If you do not meet the above requirements, it is possible that you still qualify under New York State’s “alternate” calculation, which is determined by a complex formula. For detailed information on the alternate calculation, call (888) 209-8124 Monday thru Friday 8:00 AM - 5:00 PM.

5. Q: What information do I need to have when I apply for unemployment?
Make sure you have the following information when you apply (either online or over the phone):

  • Your Social Security number,
  • Your Driver license ID number (if you have one),
  • Your complete mailing address,
  • A phone number where you can be reached,
  • A list of all employers that you’ve worked for in the past 18 months (even if the job was outside of New York State), and
  • Your most recent employer’s Employer Registration Number or Federal Employee Identification Number (FEIN), (which you can find on your W-2.)

6. Q: How should I respond if unemployment asks why I’m not working?
Since you are being laid off, the correct answer is “lack of work.” If you mistakenly give a different answer, your unemployment benefits may be denied.

7. Q: What if I need a translator’s help to apply for unemployment?
Then you should probably apply on the phone, with the help of someone you know who can translate for you. If you are represented by our union and need translation help to apply, we will help you and and you should call (212) 245-8100 and leave a message.

8. Q: How frequently will I receive my unemployment benefit check?
Every week you “certify” to unemployment that you are at least partially unemployed.

9. Q: How much money will I receive in weekly unemployment benefits?
The amount of money you receive in unemployment benefits is based on how much you were earning while you were working. The Department of Labor will calculate your weekly benefit amount. Before you apply, you can use an online calculator on the Department of Labor’s website ( to get an estimate of how much in benefits you will receive each week.

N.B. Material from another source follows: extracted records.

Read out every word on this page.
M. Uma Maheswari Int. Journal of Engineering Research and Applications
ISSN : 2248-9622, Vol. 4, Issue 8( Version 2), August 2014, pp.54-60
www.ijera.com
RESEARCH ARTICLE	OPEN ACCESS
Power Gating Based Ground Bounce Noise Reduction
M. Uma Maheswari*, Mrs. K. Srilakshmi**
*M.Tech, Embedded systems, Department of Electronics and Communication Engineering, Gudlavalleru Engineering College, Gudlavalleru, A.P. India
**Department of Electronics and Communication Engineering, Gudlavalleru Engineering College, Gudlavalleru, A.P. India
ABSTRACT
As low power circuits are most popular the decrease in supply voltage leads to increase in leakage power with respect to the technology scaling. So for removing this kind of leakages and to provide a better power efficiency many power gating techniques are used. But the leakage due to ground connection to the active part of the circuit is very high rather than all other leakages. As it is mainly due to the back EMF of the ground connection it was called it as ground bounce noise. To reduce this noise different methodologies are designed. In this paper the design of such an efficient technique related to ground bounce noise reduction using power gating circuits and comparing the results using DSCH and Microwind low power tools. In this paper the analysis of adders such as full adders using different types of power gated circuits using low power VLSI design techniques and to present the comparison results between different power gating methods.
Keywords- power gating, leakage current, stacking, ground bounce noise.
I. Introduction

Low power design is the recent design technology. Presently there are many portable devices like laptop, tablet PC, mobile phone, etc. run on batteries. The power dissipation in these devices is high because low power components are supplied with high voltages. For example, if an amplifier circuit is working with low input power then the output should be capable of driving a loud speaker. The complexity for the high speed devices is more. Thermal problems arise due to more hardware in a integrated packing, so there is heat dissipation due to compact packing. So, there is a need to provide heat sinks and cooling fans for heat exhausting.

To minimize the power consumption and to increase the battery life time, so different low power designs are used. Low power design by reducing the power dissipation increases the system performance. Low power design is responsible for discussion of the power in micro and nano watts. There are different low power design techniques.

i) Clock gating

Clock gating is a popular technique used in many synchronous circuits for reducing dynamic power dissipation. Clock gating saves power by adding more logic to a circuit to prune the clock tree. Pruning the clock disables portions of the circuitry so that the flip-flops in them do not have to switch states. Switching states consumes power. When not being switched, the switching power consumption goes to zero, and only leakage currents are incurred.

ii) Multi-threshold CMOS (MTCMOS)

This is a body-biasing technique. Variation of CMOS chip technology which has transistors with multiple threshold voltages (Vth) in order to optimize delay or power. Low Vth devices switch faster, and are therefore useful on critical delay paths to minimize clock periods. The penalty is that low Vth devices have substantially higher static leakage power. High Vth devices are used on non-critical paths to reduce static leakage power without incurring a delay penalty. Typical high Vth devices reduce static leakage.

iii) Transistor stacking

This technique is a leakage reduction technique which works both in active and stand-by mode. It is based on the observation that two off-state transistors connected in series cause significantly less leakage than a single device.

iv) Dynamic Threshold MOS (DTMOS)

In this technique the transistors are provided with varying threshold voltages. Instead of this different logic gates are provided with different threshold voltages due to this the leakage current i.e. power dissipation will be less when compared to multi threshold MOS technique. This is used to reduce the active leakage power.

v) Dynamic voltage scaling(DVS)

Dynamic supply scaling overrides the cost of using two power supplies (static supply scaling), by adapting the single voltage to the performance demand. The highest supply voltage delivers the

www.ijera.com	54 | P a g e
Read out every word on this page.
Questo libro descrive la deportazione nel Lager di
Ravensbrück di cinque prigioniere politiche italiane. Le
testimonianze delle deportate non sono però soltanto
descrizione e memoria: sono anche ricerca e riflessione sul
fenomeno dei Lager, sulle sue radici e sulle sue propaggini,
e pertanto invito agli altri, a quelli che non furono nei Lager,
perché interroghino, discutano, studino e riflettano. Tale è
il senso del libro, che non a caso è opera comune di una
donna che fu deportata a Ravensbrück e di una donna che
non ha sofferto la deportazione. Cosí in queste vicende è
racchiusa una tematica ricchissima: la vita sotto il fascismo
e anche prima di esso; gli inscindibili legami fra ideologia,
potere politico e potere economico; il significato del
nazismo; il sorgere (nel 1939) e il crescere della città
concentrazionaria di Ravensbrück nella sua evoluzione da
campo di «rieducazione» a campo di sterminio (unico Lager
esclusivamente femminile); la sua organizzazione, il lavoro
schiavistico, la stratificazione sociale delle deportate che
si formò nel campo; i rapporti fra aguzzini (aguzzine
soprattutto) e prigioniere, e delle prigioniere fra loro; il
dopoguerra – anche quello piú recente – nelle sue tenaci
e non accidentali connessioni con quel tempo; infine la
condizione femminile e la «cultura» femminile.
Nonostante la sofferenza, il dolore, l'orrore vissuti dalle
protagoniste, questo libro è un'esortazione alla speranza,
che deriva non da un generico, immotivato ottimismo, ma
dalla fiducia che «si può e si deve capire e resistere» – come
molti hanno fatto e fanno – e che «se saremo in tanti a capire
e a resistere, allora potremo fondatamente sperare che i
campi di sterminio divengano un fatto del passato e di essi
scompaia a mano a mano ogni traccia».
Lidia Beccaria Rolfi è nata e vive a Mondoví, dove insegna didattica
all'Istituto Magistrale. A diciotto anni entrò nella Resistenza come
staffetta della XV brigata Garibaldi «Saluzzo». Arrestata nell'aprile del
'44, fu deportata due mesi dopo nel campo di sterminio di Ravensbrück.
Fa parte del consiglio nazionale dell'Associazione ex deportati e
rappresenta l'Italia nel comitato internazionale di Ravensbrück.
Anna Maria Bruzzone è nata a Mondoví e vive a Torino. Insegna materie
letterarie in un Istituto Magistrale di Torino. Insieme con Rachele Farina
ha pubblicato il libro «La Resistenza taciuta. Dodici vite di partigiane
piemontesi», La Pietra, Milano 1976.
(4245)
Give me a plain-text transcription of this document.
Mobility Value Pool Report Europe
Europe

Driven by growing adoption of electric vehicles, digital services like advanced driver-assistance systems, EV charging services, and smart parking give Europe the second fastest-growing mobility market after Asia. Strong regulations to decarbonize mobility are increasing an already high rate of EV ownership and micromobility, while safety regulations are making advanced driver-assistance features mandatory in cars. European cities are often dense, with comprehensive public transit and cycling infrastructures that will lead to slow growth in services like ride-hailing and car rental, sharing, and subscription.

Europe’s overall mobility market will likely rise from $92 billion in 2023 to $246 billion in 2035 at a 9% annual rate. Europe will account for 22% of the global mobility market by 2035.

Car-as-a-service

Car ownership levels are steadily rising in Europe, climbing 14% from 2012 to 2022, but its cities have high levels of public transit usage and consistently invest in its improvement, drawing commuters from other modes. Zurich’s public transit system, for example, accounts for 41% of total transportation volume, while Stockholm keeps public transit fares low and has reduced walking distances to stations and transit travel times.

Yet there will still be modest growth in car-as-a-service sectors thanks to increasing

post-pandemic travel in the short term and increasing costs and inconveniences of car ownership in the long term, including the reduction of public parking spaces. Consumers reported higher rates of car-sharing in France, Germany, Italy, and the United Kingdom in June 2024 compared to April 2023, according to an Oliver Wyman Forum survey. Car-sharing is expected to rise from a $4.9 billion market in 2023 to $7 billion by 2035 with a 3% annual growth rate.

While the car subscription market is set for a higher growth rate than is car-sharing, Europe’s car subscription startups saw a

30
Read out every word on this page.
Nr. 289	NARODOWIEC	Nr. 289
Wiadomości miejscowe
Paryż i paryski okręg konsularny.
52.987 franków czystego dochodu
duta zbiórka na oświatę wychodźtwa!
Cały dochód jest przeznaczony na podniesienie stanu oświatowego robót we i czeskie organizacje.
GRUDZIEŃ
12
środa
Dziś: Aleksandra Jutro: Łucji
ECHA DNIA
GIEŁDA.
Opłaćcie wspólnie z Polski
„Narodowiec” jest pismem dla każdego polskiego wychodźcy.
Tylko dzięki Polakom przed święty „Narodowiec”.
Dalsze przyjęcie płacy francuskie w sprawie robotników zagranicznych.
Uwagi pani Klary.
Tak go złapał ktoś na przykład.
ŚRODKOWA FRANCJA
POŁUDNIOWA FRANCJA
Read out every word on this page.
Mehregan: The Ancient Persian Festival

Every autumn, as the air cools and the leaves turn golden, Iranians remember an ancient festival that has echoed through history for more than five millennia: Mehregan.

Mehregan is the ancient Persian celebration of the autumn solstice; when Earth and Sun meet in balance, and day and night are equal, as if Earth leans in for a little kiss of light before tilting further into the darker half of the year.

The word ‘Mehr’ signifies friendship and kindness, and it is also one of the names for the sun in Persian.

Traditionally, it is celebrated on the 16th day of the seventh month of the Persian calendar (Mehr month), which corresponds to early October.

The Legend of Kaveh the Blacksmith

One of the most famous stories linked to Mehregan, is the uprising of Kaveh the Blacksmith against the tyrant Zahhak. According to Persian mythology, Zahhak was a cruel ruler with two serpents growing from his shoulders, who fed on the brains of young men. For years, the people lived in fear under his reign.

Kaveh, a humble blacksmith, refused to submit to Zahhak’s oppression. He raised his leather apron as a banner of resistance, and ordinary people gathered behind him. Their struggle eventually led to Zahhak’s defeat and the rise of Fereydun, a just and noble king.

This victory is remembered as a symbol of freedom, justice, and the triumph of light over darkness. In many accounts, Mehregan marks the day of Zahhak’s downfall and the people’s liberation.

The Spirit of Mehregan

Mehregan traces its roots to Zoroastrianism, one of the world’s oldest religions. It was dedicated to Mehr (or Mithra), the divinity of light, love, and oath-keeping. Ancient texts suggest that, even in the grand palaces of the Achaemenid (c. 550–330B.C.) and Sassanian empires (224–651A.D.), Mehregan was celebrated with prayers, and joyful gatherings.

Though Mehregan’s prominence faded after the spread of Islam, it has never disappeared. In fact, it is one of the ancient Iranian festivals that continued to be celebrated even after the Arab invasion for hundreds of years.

10. Q: How long can I continue to receive unemployment benefits?
A: Assuming you’re eligible, your unemployment claim entitles you to a total of 26 weeks of unemployment benefits over a period of one year from the Monday following the week you file the claim. Theoretically, if you are unemployed for 3 weeks and you go back to work for 4 weeks and then you are unemployed again, you would be entitled to another 23 weeks of unemployment benefits on the same unemployment claim. If you have already collected unemployment during the one year time period that will count against the 26 weeks that you’re entitled to. If you remain unemployed after the expiration of the year, and had sufficient employment over that year, you may qualify to file a new claim.

11. Q:What do I need to do to continue receiving unemployment insurance benefits?
To continue receiving unemployment, you need to claim your benefits each week online by using your NY.GOV ID or by phone at (888-581-5812.) This is very important. You must “certify” each week in order to demonstrate that you are still unemployed. Certifying is essentially claiming your unemployment benefits. If you fail to certify each week, you will not receive benefits for that week.

12. Q: What if I get called back to work part-time for some weeks while I’m collecting unemployment?
If you work 4 days or more in a week, or earn a gross of $435 or more in a week, you cannot get unemployment benefits for that week. If you work 3 days that week, you will get 25% of your benefit. If you work 2 days that week, you will get 50%. If you only work 1 day a week, you will get 75%.